Die Stärke der Influenzawellen  / Grippewellen schwankt von Jahr zu Jahr.
Nach Angaben der Arbeitsgemeinschaft Influenza (AGI) des RKI gab es beispielsweise in der Saison 2012/2013 eine schwere Grippewelle und so auch in der Saison 2017/2018.

Quelle:Wikipedia

Warum man trotz einer überstandenen früheren Grippe immer wieder an Influenza erkranken kann?

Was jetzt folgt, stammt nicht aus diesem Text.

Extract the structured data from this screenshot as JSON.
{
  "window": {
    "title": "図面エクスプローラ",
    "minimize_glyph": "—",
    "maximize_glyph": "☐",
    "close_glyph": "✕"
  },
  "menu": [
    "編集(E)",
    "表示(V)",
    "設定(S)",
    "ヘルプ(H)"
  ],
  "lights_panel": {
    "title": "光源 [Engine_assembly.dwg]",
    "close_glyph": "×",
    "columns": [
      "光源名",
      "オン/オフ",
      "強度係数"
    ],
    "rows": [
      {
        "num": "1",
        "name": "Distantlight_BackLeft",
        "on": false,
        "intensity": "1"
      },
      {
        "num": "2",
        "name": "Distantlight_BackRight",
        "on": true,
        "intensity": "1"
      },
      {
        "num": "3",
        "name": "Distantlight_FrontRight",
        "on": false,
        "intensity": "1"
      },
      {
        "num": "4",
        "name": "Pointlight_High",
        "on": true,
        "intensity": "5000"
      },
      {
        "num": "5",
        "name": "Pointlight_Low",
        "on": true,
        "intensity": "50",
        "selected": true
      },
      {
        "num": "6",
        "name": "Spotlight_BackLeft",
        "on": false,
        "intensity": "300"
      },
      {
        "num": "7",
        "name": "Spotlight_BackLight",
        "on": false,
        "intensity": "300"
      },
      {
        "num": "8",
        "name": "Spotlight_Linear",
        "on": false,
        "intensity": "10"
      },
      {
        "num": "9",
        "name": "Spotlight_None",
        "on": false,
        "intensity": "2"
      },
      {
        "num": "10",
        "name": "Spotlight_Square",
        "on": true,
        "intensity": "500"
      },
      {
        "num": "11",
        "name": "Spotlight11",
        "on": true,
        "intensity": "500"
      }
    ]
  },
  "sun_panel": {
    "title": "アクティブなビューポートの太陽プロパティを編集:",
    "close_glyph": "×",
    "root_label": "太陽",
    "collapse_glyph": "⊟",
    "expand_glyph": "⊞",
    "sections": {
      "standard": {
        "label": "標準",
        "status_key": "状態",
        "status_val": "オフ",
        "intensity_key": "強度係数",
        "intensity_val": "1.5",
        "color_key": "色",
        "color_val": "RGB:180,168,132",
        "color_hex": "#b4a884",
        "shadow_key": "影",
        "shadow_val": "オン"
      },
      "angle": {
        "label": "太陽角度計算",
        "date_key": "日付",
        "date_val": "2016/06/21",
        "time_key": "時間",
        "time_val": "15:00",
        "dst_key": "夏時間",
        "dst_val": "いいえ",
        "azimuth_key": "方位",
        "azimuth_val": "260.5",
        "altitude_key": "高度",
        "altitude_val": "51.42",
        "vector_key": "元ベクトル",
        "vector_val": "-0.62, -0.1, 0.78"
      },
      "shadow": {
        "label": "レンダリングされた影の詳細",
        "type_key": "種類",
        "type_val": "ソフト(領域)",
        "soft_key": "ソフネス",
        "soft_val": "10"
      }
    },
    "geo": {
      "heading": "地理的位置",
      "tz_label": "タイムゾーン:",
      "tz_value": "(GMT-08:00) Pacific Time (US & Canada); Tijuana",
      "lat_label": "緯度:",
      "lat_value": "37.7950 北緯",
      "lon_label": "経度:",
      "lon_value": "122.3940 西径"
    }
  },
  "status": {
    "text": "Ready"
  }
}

Das Immunsystem merkt sich doch normalerweise, wenn es bereits einmal Kontakt mit einem Krankheitserreger gehabt hat und stellt nach einer neuen Infektion bestimmte Abwehrzellen (Antikörper) zur ihrer Bekämpfung bereit.

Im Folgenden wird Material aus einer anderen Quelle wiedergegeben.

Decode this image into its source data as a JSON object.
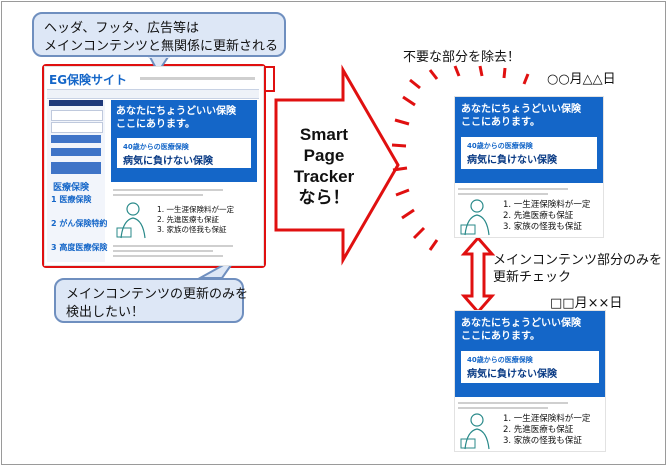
{
  "callouts": {
    "top": [
      "ヘッダ、フッタ、広告等は",
      "メインコンテンツと無関係に更新される"
    ],
    "bottom": [
      "メインコンテンツの更新のみを",
      "検出したい！"
    ]
  },
  "arrow_text": [
    "Smart",
    "Page",
    "Tracker",
    "なら！"
  ],
  "remove_label": "不要な部分を除去！",
  "date_top": "○○月△△日",
  "date_bottom": "□□月××日",
  "check_label": [
    "メインコンテンツ部分のみを",
    "更新チェック"
  ],
  "site": {
    "logo": "EG保険サイト",
    "hero_lines": [
      "あなたにちょうどいい保険",
      "ここにあります。"
    ],
    "sub_small": "40歳からの医療保険",
    "sub_big": "病気に負けない保険",
    "benefits": [
      "1. 一生涯保険料が一定",
      "2. 先進医療も保証",
      "3. 家族の怪我も保証"
    ],
    "sidebar_title": "医療保険",
    "sidebar_items": [
      "1 医療保険",
      "2 がん保険特約",
      "3 高度医療保険"
    ]
  },
  "colors": {
    "accent_blue": "#1466c8",
    "alert_red": "#e01010",
    "callout_fill": "#dde7f6",
    "callout_border": "#6f8fbf"
  }
}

Die Grippe-Erreger umfassen 3 verschiedene Virus-Typen: Influenza A, B und C, wobei  für Menschen die saisonal auftretenden Influenza A und B- Viren relevant sind.
Ein Grund für die alljährliche Grippe-Saison sind die Veränderungen in Struktur des genetischen  Materials dieser Viren (ihre „Mutagenität“), speziell bei den Viren von Typ A.
Bei Influenza- Viren reagieren die Antikörper auf die Proteine (Eiweiße) in der Oberfläche der Virushülle: Hämagglutinine, H, und Neuraminidasen, N. Da diese und weitere Hüllenstrukturen von den Viren verändert werden können, treten immer neue Virusvarianten mit veränderter Oberfläche auf, welche von den Antikörpern nicht erkannt werden können. Die Folge ist, dass man immer  wieder an Influenza erkranken kann.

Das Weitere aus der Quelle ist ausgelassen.